Here’s what I did do right:

  • I caught the spiral earlier than I used to
  • I kicked in some supports - meditation, sleep, a guilt-free day off, reaching out to friends and a coach
  • I took time to journal and reflect and give myself a hug by seeing it was a normal reaction to what is / has happened.
  • Appreciated that it’s been a while since I ‘let myself’ get this bad (ie no-one else was responsible)
  • Went back and search for the flags and made note of how and why I missed them
  • Remembered that personal growth and responsibility is not a destination but a practise. It gets easier but it is a practise that takes repeated re-commitment.

Yes I am a coach and yes, I know way more about mindset, self-care, boundaries, goals, living life by design, not default than most people who haven’t studied psychology.

But also, I am a human woman in the midst of midlife with all it’s pressures, positives, negatives, trying her best to live the best life she can, given whatever circumstances she is dancing in - the rain, the shit-storms, the sun and the calm days.

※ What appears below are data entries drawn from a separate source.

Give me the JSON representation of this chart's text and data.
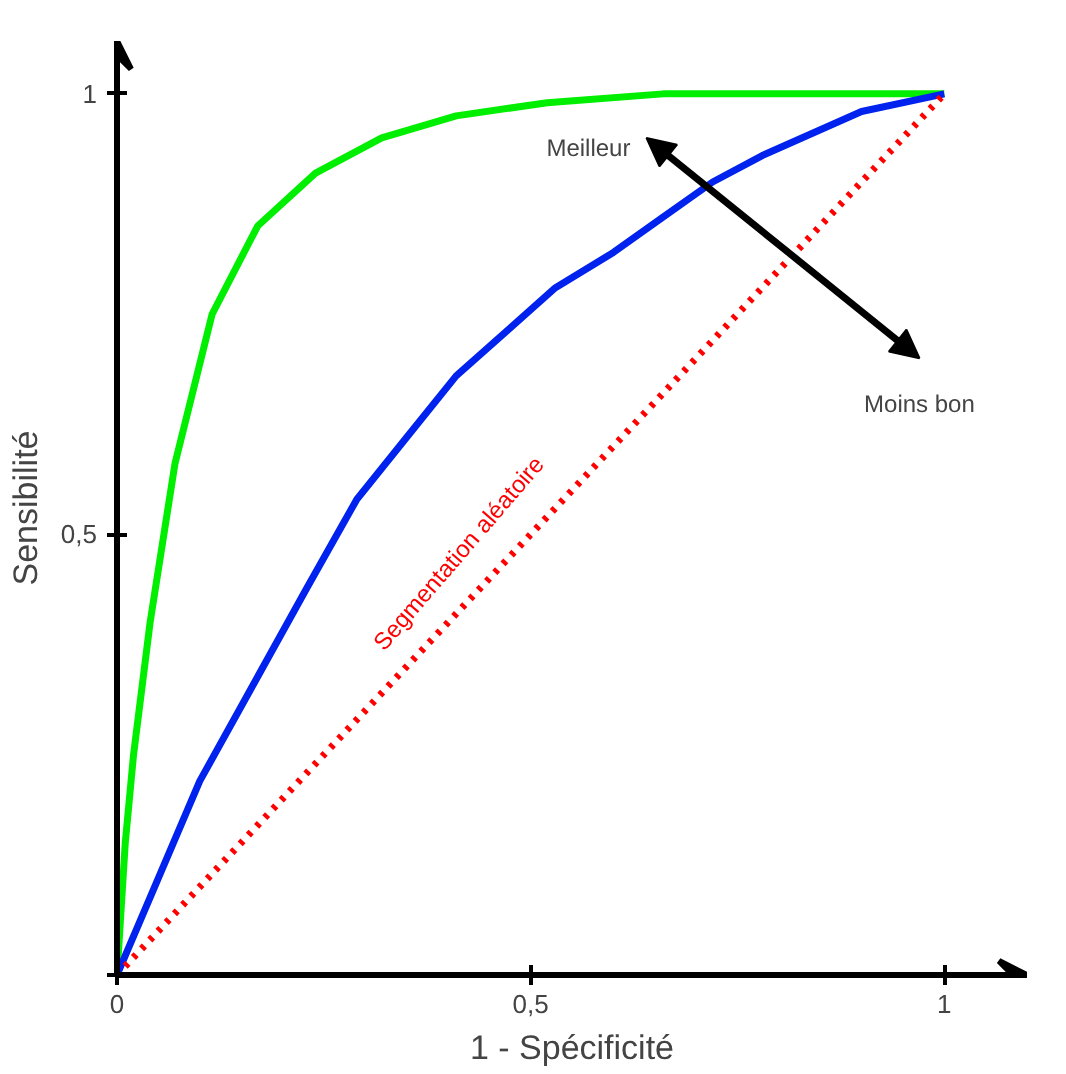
{
  "chart_data": {
    "type": "line",
    "xlabel": "1 - Spécificité",
    "ylabel": "Sensibilité",
    "xlim": [
      0,
      1.1
    ],
    "ylim": [
      0,
      1.06
    ],
    "xticks": [
      0,
      {
        "value": 0.5,
        "label": "0,5"
      },
      1
    ],
    "yticks": [
      {
        "value": 0,
        "label": null
      },
      {
        "value": 0.5,
        "label": "0,5"
      },
      1
    ],
    "grid": false,
    "marker": "none",
    "series": [
      {
        "color": "#00ee00",
        "line_style": "solid",
        "x": [
          0,
          0.01,
          0.02,
          0.04,
          0.07,
          0.115,
          0.17,
          0.24,
          0.32,
          0.41,
          0.52,
          0.66,
          0.8,
          1
        ],
        "values": [
          0,
          0.15,
          0.25,
          0.4,
          0.58,
          0.75,
          0.85,
          0.91,
          0.95,
          0.975,
          0.99,
          1.0,
          1.0,
          1
        ]
      },
      {
        "color": "#0022ee",
        "line_style": "solid",
        "x": [
          0,
          0.05,
          0.1,
          0.165,
          0.23,
          0.29,
          0.35,
          0.41,
          0.47,
          0.53,
          0.6,
          0.66,
          0.72,
          0.78,
          0.84,
          0.9,
          1
        ],
        "values": [
          0,
          0.11,
          0.22,
          0.33,
          0.44,
          0.54,
          0.61,
          0.68,
          0.73,
          0.78,
          0.82,
          0.86,
          0.9,
          0.93,
          0.955,
          0.98,
          1
        ]
      },
      {
        "name": "Segmentation aléatoire",
        "color": "#ff0000",
        "line_style": "dotted",
        "x": [
          0,
          1
        ],
        "values": [
          0,
          1
        ]
      }
    ],
    "annotations": [
      "Meilleur",
      "Moins bon"
    ]
  }
}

I have a coach to help me stay on track because having someone (mentally and emotionally) hold me in a safe space where I can explore who I am and what I want is the most important investment I have made.

I also have a CBT counsellor that I use sporadically when I need that space too to delve deeper into why I am feeling or behaving a certain way.

I also have a business mentor who acts as a sounding board and guide when I’m feeling like an imposter. I have networks around me - business and personal, that spring me up like a trampoline, and catch me when I need to be caught.

Like most women, I am so many things to so many people. I cannot do any of it alone.

That is why I’m the MidLife coach. Not because I’m perfect but because I travel this road. I know every bump, every pothole, I’ve fallen off into the ditch, I’ve been inspired by the nature along the sides, I have battered against the hailing rain and pushed against the worrying winds, and have skipped in the shining sun and meandered under the clear cloudless skies, and kept going in the dark damp fog.

I walk this path of midlife. That’s why I’m this coach.